Sur les demandes accessoires
Sur les dépens
Aux termes de l’article 696 du code de procédure civile, la partie perdante est condamnée aux dépens, à moins que le juge, par décision motivée, n’en mette la totalité ou une fraction à la charge d’une autre partie.
La SAS MENUISUD, partie perdante, sera condamnée aux dépens.
Sur l’article 700 du Code de procédure civile
Le juge condamne la partie tenue aux dépens ou qui perd son procès à payer :
1° A l’autre partie la somme qu’il détermine, au titre des frais exposés et non compris dans les dépens;2° Et, le cas échéant, à l’avocat du bénéficiaire de l’aide juridictionnelle partielle ou totale une somme au titre des honoraires et frais, non compris dans les dépens, que le bénéficiaire de l’aide aurait exposés s’il n’avait pas eu cette aide. Dans ce cas, il est procédé comme il est dit aux alinéas 3 et 4 de l’article 37 de la loi n° 91-647 du 10 juillet 1991.
Dans tous les cas, le juge tient compte de l’équité ou de la situation économique de la partie condamnée. Il peut, même d’office, pour des raisons tirées des mêmes considérations, dire qu’il n’y a pas lieu à ces condamnations.
Les parties peuvent produire les justificatifs des sommes qu’elles demandent.
La somme allouée au titre du 2° ne peut être inférieure à la part contributive de l’Etat majorée de 50 %.

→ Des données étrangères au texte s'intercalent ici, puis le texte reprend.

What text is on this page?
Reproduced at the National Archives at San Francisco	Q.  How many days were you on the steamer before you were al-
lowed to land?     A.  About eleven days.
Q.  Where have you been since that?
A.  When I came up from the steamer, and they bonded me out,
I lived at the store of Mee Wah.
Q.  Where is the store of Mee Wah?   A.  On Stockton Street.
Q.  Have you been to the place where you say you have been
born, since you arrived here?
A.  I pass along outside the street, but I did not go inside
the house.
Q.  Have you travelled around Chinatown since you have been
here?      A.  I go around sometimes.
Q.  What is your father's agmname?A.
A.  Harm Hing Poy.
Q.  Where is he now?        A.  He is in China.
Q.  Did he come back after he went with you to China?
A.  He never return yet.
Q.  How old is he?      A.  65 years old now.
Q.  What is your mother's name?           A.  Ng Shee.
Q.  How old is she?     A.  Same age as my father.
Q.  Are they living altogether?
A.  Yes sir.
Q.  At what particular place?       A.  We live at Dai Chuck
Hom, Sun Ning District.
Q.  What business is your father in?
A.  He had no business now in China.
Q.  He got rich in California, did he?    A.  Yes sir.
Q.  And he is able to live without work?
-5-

Condamnée aux dépens, la SAS MENUISUD sera condamnée à verser à Monsieur [T] [O] la somme de 800 euros sur le fondement de l’article 700 du code de procédure civile.
Sur l’exécution provisoire
Aux termes de l’article 514 du code de procédure civile, les décisions de première instance sont de droit exécutoires à titre provisoire à moins que la loi ou la décision rendue n’en dispose autrement.
Il convient de rappeler que l’exécution provisoire est de droit.
PAR CES MOTIFS
Le tribunal judiciaire, chambre de proximité, statuant publiquement, par jugement contradictoire, rendu en dernier ressort et par mise à disposition au greffe,
DECLARE RECEVABLE l’opposition à l’ordonnance portant injonction de payer datée du 27 mars 2025 par Monsieur [T] [O] et en conséquence MET A NEANT ladite ordonnance ;
PRONONCE l’annulation du contrat souscrit entre la SAS MENUISUD, d’une part, et Monsieur [T] [O], d’autre part, daté du 14 février 2024 ;
En conséquence
CONDAMNE la SAS MENUISUD à verser à Monsieur [T] [O] la somme de 1403,64 euros versé par lui à titre d’acompte ;
CONDAMNE la SAS MENUISUD à verser à Monsieur [T] [O] la somme de 800 euros sur le fondement de l’article 700 du code de procédure civile ;
DEBOUTE la SAS MENUISUD de ses demandes ;
DEBOUTE Monsieur [T] [O] de ses autres demandes ;
CONDAMNE la SAS MENUISUD aux dépens ;
RAPPELLE que l’exécution provisoire est de droit.